Extending security to fourth parties your business needs, but doesn’t control
While there is much discussion about the data security and privacy risks created by third parties, another source of risk can be significant but overlooked: that from fourth parties – those vendors that your vendors use – who may be integral players in your mission fulfillment but who are beyond your direct contractual oversight.
Because third parties often touch customer systems and exchange data with customer staff, they introduce additional layers of cyber risk. Companies do have some safeguards in contractually imposing responsible behaviors and penalties for non-compliance, and monitoring document exchange as much as possible. Fourth parties, however, may provide a critical service but in turn extend your risk surface in ways you hadn’t understood, or, lacking a direct relationship, can’t really attempt to control.
Perimeter security typically does a very good job under the right circumstances. It provides excellent point-in-time security when content traverses a specific point of control. The limitations of this approach are well documented, however. In a world of continuous productivity, collaboration across companies and services, and truly productive mobility, it’s vital for organizations to confront this shift head-on by attaching security directly to the data itself.
For example, the delivery of industrial parts that are manufactured by a company in the United States and purchased by an organization in Asia through a third party distribution chain could be impacted by a cyber-attack on the shipping company transporting those parts overseas. If the parts can’t be delivered on time, the operational availability of the Asian company is affected. While neither the original manufacturer nor the buyer company has a direct relationship with the shipper, the shipper’s level of cyber resilience is still part of their extended risk surface.
Another example is a medical provider who submits patient documentation to an insurance company in order to receive payment for services. The insurer may share those documents with an external vendor who scans and processes them. If the processor’s systems get compromised, it could affect the medical provider’s ability to get paid or get paid the correct amount. This situation might also create significant HIPAA compliance implications – the data ‘owner’ is ultimately responsible for the data’s protection.
The complexity of modern value chains demands careful decision-making and governance of the data itself to manage what policies are most appropriate given with whom specific data is shared across multiple parties. Governance should be determined by a thorough process assessment that involves the original data owner working with its partners to evaluate what data is needed for the legitimate business purpose, what elements of that data need to be protected, who gets access to it, what kind of access – and what specific power the partner needs to give others access to it.

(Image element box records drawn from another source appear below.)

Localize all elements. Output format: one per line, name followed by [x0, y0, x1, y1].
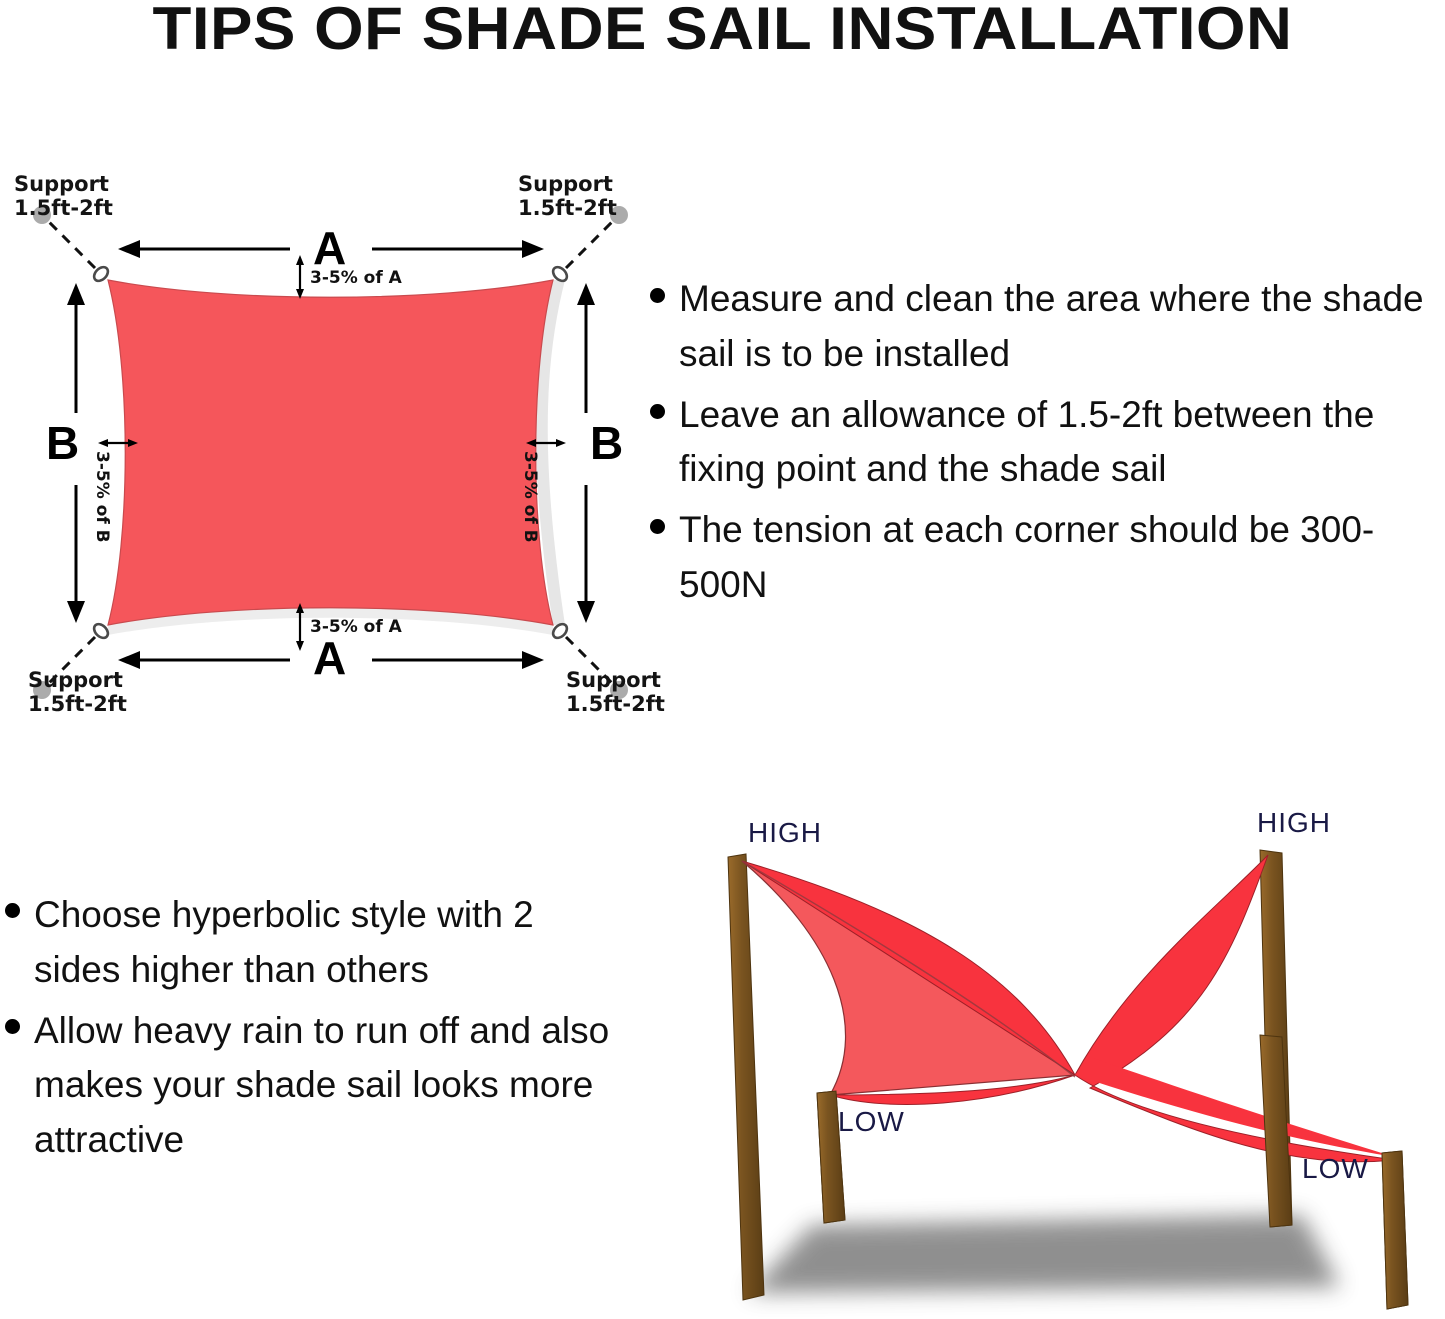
post-low-right-front: [1382, 1151, 1408, 1309]
arrowhead-b-right-top: [577, 283, 595, 305]
arrowhead-b-right-bottom: [577, 601, 595, 623]
bullet-dot-icon: [5, 1019, 20, 1034]
support-label-top-right: Support 1.5ft-2ft: [518, 173, 617, 220]
list-item: Allow heavy rain to run off and also mak…: [0, 1004, 630, 1168]
bullet-dot-icon: [650, 519, 665, 534]
support-label-top-left: Support 1.5ft-2ft: [14, 173, 113, 220]
dimension-letter-b-left: B: [46, 420, 79, 466]
list-item: Leave an allowance of 1.5-2ft between th…: [650, 388, 1445, 498]
curve-label-b-right: 3-5% of B: [520, 451, 540, 543]
support-label-line2: 1.5ft-2ft: [518, 197, 617, 221]
page-title: TIPS OF SHADE SAIL INSTALLATION: [0, 0, 1445, 62]
support-label-line1: Support: [14, 173, 113, 197]
list-item-text: The tension at each corner should be 300…: [679, 503, 1445, 613]
dimension-letter-b-right: B: [590, 420, 623, 466]
sail-left-panel: [742, 861, 1075, 1095]
arrowhead-a-top-right: [522, 240, 544, 258]
hyperbolic-sail-diagram: HIGH HIGH LOW LOW: [690, 795, 1445, 1319]
bullet-dot-icon: [650, 404, 665, 419]
support-label-line2: 1.5ft-2ft: [28, 693, 127, 717]
list-item-text: Leave an allowance of 1.5-2ft between th…: [679, 388, 1445, 498]
rectangular-sail-diagram: Support 1.5ft-2ft Support 1.5ft-2ft Supp…: [0, 155, 660, 735]
list-item-text: Choose hyperbolic style with 2 sides hig…: [34, 888, 630, 998]
arrowhead-sag-b-left-l: [98, 439, 108, 447]
arrowhead-b-left-top: [67, 283, 85, 305]
support-label-line1: Support: [28, 669, 127, 693]
list-item: Measure and clean the area where the sha…: [650, 272, 1445, 382]
support-label-line1: Support: [518, 173, 617, 197]
label-low-right: LOW: [1302, 1153, 1369, 1185]
list-item: The tension at each corner should be 300…: [650, 503, 1445, 613]
list-item: Choose hyperbolic style with 2 sides hig…: [0, 888, 630, 998]
label-low-left: LOW: [838, 1106, 905, 1138]
dimension-letter-a-bottom: A: [313, 635, 346, 681]
installation-tips-right-list: Measure and clean the area where the sha…: [650, 272, 1445, 619]
support-label-line2: 1.5ft-2ft: [14, 197, 113, 221]
arrowhead-a-bottom-left: [118, 651, 140, 669]
support-label-line2: 1.5ft-2ft: [566, 693, 665, 717]
dimension-letter-a-top: A: [313, 225, 346, 271]
arrowhead-b-left-bottom: [67, 601, 85, 623]
ground-shadow: [748, 1215, 1340, 1293]
bullet-dot-icon: [650, 288, 665, 303]
label-high-left: HIGH: [748, 817, 822, 849]
arrowhead-a-bottom-right: [522, 651, 544, 669]
shade-sail-shape: [108, 280, 553, 625]
support-label-bottom-right: Support 1.5ft-2ft: [566, 669, 665, 716]
installation-tips-left-list: Choose hyperbolic style with 2 sides hig…: [0, 888, 630, 1174]
arrowhead-sag-b-right-r: [556, 439, 566, 447]
arrowhead-sag-a-bottom-down: [296, 641, 304, 651]
bullet-dot-icon: [5, 903, 20, 918]
arrowhead-sag-a-top-up: [296, 255, 304, 265]
curve-label-a-bottom: 3-5% of A: [310, 617, 402, 637]
arrowhead-a-top-left: [118, 240, 140, 258]
support-label-bottom-left: Support 1.5ft-2ft: [28, 669, 127, 716]
curve-label-b-left: 3-5% of B: [92, 451, 112, 543]
curve-label-a-top: 3-5% of A: [310, 268, 402, 288]
support-label-line1: Support: [566, 669, 665, 693]
label-high-right: HIGH: [1257, 807, 1331, 839]
post-high-left: [728, 854, 764, 1300]
list-item-text: Measure and clean the area where the sha…: [679, 272, 1445, 382]
hyperbolic-sail-svg: [690, 795, 1445, 1319]
list-item-text: Allow heavy rain to run off and also mak…: [34, 1004, 630, 1168]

With potentially dozens of parties in a value chain, this can get extremely complicated; so governance and policy-setting must be approached with the discipline and rigor of any other critical business process.
Even once governance policies are established, they’re not foolproof. Despite the best of intentions, any process that involves people is subject to error. Protecting sensitive data is important for the well-being of the business, but now with the abundance of new data privacy laws and regulations, the consequences of data mismanagement can be exponentially impactful.
As a data owner, you can contractually obligate your partners to uphold laws and regulations, but that doesn’t always mean they can enforce strict data protection practices with their own vendors. In the event of a breach, you as the data owner will ultimately be held liable. That elevated level of risk encourages auditing of partners with whom you share sensitive data.
There are market solutions like Data Loss Prevention (DLP) technologies that try to control data flows. DLP products are useful for detecting data breaches and exfiltration, monitoring and blocking sensitive data even when it’s in motion; however, these are mostly network perimeter solutions, rendered useless once data is in the 4th party ecosystem.
Next generation technology is approaching security at the data level, enabling real-time visibility into where specific files have gone, how many times they’ve been accessed by whom and for how long, and what’s been done with the data by those who’ve accessed it – like attempting to share it with someone else. This detailed level of insight will enable a defensible audit for third-party vendors and original data owners, and help them quickly get a handle on containing problems when they occur.
While most IT and security teams have experienced the erosion of the network perimeter first-hand, it is important to recognize that this is a sign of a more fundamental change. If we don’t properly address these underlying challenges, an organization can run the risk of building new, costly perimeters with the same problems as the old perimeter. The best approach is to design a system that can operate securely, independent of how information is shared or stored.